California Chrome closes on Triple Crown with Preakness Stakes win
- Published
California Chrome won the Preakness Stakes in front of a record 123,000 crowd at Pimlico Racecourse to keep his US Triple Crown chances alive.
The colt, ridden by Victor Espinoza for 77-year-old trainer Art Sherman, ran on strongly to win the race in Baltimore.
Having won the Kentucky Derby on 4 May, California Chrome can become the first Triple Crown winner for 36 years by landing the Belmont Stakes on 7 June.
The feat was last achieved by Affirmed in 1978.

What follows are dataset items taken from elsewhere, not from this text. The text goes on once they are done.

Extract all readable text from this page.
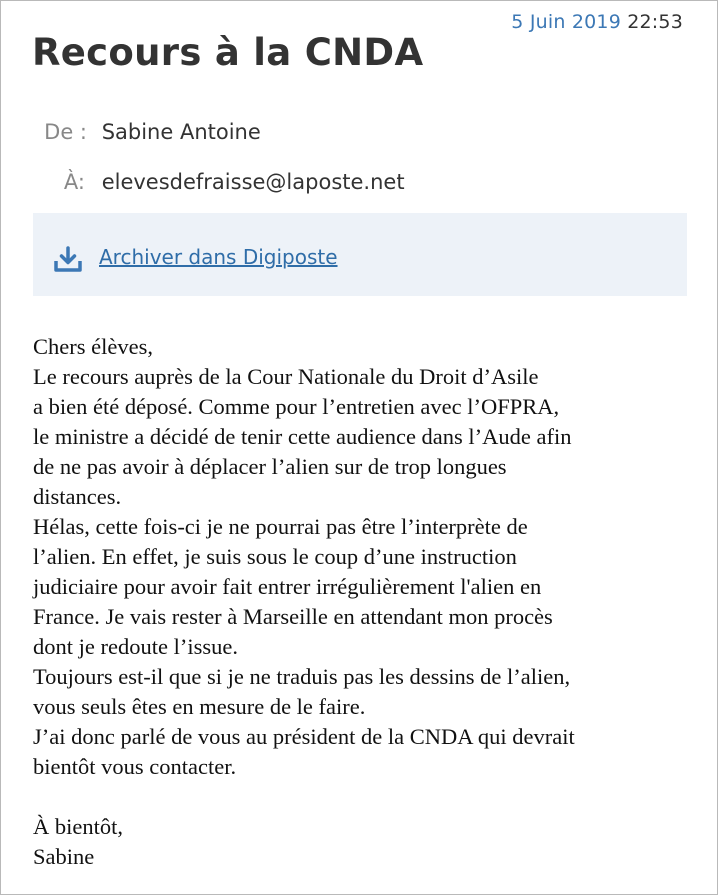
5 Juin 2019 22:53
Recours à la CNDA
De : Sabine Antoine
À: elevesdefraisse@laposte.net
Archiver dans Digiposte

Chers élèves,

Le recours auprès de la Cour Nationale du Droit d’Asile

a bien été déposé. Comme pour l’entretien avec l’OFPRA,

le ministre a décidé de tenir cette audience dans l’Aude afin

de ne pas avoir à déplacer l’alien sur de trop longues

distances.

Hélas, cette fois-ci je ne pourrai pas être l’interprète de

l’alien. En effet, je suis sous le coup d’une instruction

judiciaire pour avoir fait entrer irrégulièrement l'alien en

France. Je vais rester à Marseille en attendant mon procès

dont je redoute l’issue.

Toujours est-il que si je ne traduis pas les dessins de l’alien,

vous seuls êtes en mesure de le faire.

J’ai donc parlé de vous au président de la CNDA qui devrait

bientôt vous contacter.

À bientôt,

Sabine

Sent off the 1-2 favourite, California Chrome saw off the challenge of Ride On Curlin, with Social Inclusion in third.
The diminutive winning trainer Sherman has shot to prominence from relative obscurity.
"I'm kind of getting used to it. After I won the Kentucky Derby, I said, 'Wow, all of a sudden I feel like Willie Nelson,' the old rock star coming through the airport," he said.

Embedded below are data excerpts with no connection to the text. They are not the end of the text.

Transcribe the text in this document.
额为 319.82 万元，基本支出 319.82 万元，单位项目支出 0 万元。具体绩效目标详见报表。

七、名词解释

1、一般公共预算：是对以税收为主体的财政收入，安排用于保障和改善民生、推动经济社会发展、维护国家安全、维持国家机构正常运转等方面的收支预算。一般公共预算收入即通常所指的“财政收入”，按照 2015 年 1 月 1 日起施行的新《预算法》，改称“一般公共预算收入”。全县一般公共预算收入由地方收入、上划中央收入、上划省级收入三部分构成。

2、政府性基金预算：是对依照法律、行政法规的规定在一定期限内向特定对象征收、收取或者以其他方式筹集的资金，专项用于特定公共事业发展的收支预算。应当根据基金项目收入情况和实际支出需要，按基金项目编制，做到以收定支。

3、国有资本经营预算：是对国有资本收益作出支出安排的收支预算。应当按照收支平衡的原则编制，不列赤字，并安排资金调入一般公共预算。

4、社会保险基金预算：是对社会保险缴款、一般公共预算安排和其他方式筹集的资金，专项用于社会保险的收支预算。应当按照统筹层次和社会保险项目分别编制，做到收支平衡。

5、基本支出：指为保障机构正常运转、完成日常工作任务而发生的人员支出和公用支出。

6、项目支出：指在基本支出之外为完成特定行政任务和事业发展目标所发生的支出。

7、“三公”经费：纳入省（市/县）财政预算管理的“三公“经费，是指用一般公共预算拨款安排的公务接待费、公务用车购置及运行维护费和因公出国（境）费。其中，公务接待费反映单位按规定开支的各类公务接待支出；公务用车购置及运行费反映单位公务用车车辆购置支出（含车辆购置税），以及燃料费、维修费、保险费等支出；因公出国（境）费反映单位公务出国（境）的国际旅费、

"Sometimes I need to take my little siesta for about an hour. I just call it charging my battery a little bit."
Jockey Espinoza, 41, won the first two legs of the Triple Crown in 2002 aboard War Emblem but managed only an eighth-place finish in the Belmont Stakes.
"If it was easy a lot of horses would have won the Triple Crown, you know? 30-something years (since the last one), it's just crazy," said the Mexican rider.

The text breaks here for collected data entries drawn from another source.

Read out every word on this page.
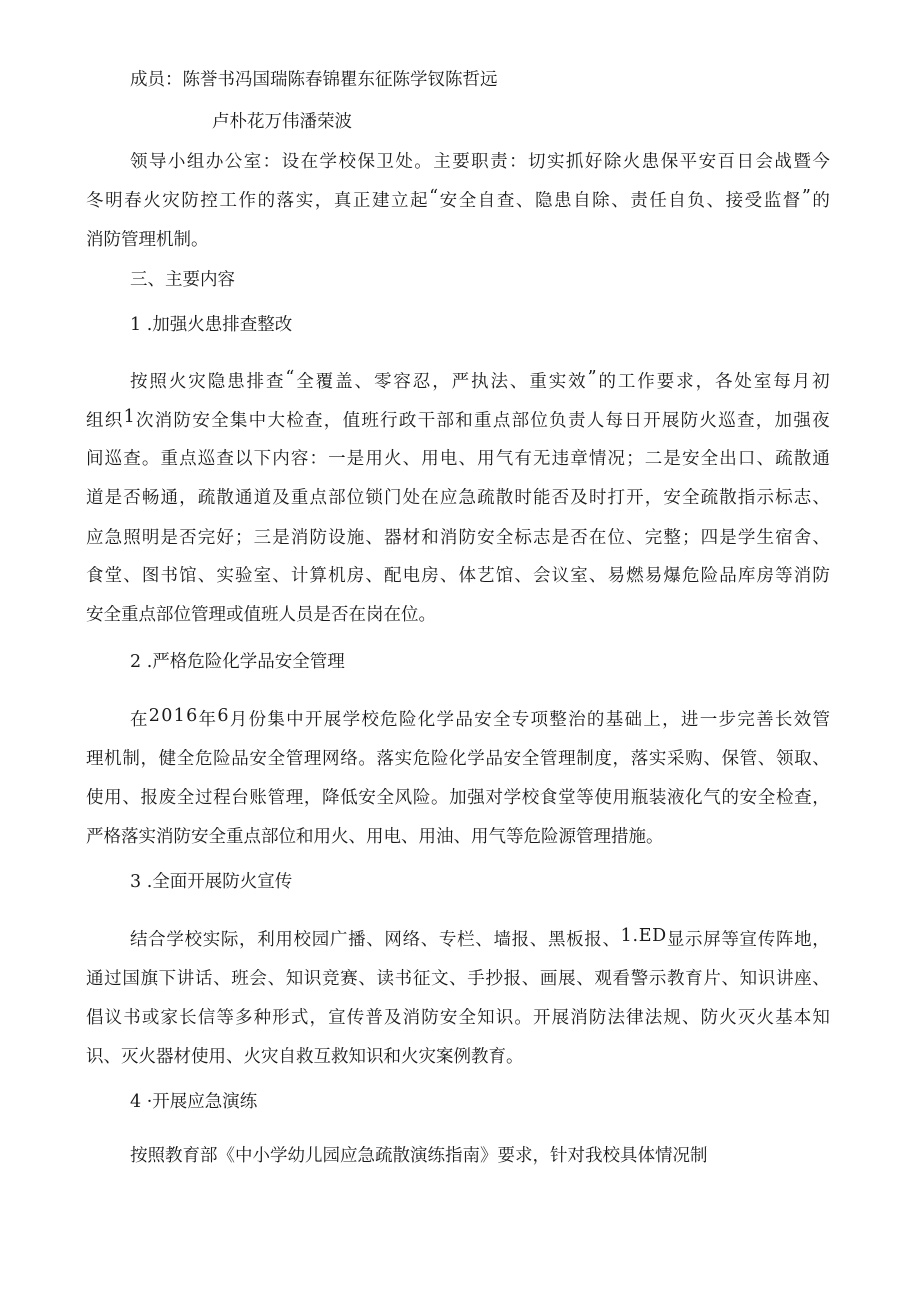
成员：陈誉书冯国瑞陈春锦瞿东征陈学钗陈哲远
卢朴花万伟潘荣波
领 导 小 组 办 公 室 ： 设 在 学 校 保 卫 处 。 主 要 职 责 ： 切 实 抓 好 除 火 患 保 平 安 百 日 会 战 暨 今
冬 明 春 火 灾 防 控 工 作 的 落 实 ， 真 正 建 立 起 “ 安 全 自 查 、 隐 患 自 除 、 责 任 自 负 、 接 受 监 督 ” 的
消防管理机制。
三、主要内容
1 .加强火患排查整改
按 照 火 灾 隐 患 排 查 “ 全 覆 盖 、 零 容 忍 ， 严 执 法 、 重 实 效 ” 的 工 作 要 求 ， 各 处 室 每 月 初
组 织 1 次 消 防 安 全 集 中 大 检 查 ， 值 班 行 政 干 部 和 重 点 部 位 负 责 人 每 日 开 展 防 火 巡 查 ， 加 强 夜
间 巡 查 。 重 点 巡 查 以 下 内 容 ： 一 是 用 火 、 用 电 、 用 气 有 无 违 章 情 况 ； 二 是 安 全 出 口 、 疏 散 通
道 是 否 畅 通 ， 疏 散 通 道 及 重 点 部 位 锁 门 处 在 应 急 疏 散 时 能 否 及 时 打 开 ， 安 全 疏 散 指 示 标 志 、
应 急 照 明 是 否 完 好 ； 三 是 消 防 设 施 、 器 材 和 消 防 安 全 标 志 是 否 在 位 、 完 整 ； 四 是 学 生 宿 舍 、
食 堂 、 图 书 馆 、 实 验 室 、 计 算 机 房 、 配 电 房 、 体 艺 馆 、 会 议 室 、 易 燃 易 爆 危 险 品 库 房 等 消 防
安全重点部位管理或值班人员是否在岗在位。
2 .严格危险化学品安全管理
在 2 0 1 6 年 6 月 份 集 中 开 展 学 校 危 险 化 学 品 安 全 专 项 整 治 的 基 础 上 ， 进 一 步 完 善 长 效 管
理 机 制 ， 健 全 危 险 品 安 全 管 理 网 络 。 落 实 危 险 化 学 品 安 全 管 理 制 度 ， 落 实 采 购 、 保 管 、 领 取 、
使 用 、 报 废 全 过 程 台 账 管 理 ， 降 低 安 全 风 险 。 加 强 对 学 校 食 堂 等 使 用 瓶 装 液 化 气 的 安 全 检 查 ，
严格落实消防安全重点部位和用火、用电、用油、用气等危险源管理措施。
3 .全面开展防火宣传
结 合 学 校 实 际 ， 利 用 校 园 广 播 、 网 络 、 专 栏 、 墙 报 、 黑 板 报 、 1 . E D 显 示 屏 等 宣 传 阵 地 ，
通 过 国 旗 下 讲 话 、 班 会 、 知 识 竞 赛 、 读 书 征 文 、 手 抄 报 、 画 展 、 观 看 警 示 教 育 片 、 知 识 讲 座 、
倡 议 书 或 家 长 信 等 多 种 形 式 ， 宣 传 普 及 消 防 安 全 知 识 。 开 展 消 防 法 律 法 规 、 防 火 灭 火 基 本 知
识、灭火器材使用、火灾自救互救知识和火灾案例教育。
4 ·开展应急演练
按照教育部《中小学幼儿园应急疏散演练指南》要求，针对我校具体情况制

"It has to be a super horse to win that. They lose so much energy (having three races in five weeks). Hopefully California Chrome comes back good, and he is the one who can do it."
The rags-to-riches story of California Chrome, a chestnut colt with four white feet, has shades of Seabiscuit, external - the beloved 1930s horse whose life was made into a Hollywood film.
Owners Steve Coburn and Perry Martin created DAP Racing (Dumbass Partners), bought a mare named Love the Chase for $8,000 (£4,800) and paid a $2,500 stud fee to breed her with Lucky Pulpit, who won only three of his 22 starts.
The result of that modest mating was California Chrome, who won $900,000 for Saturday's triumph to push his career earnings to nearly $3.5 million (£2.1m).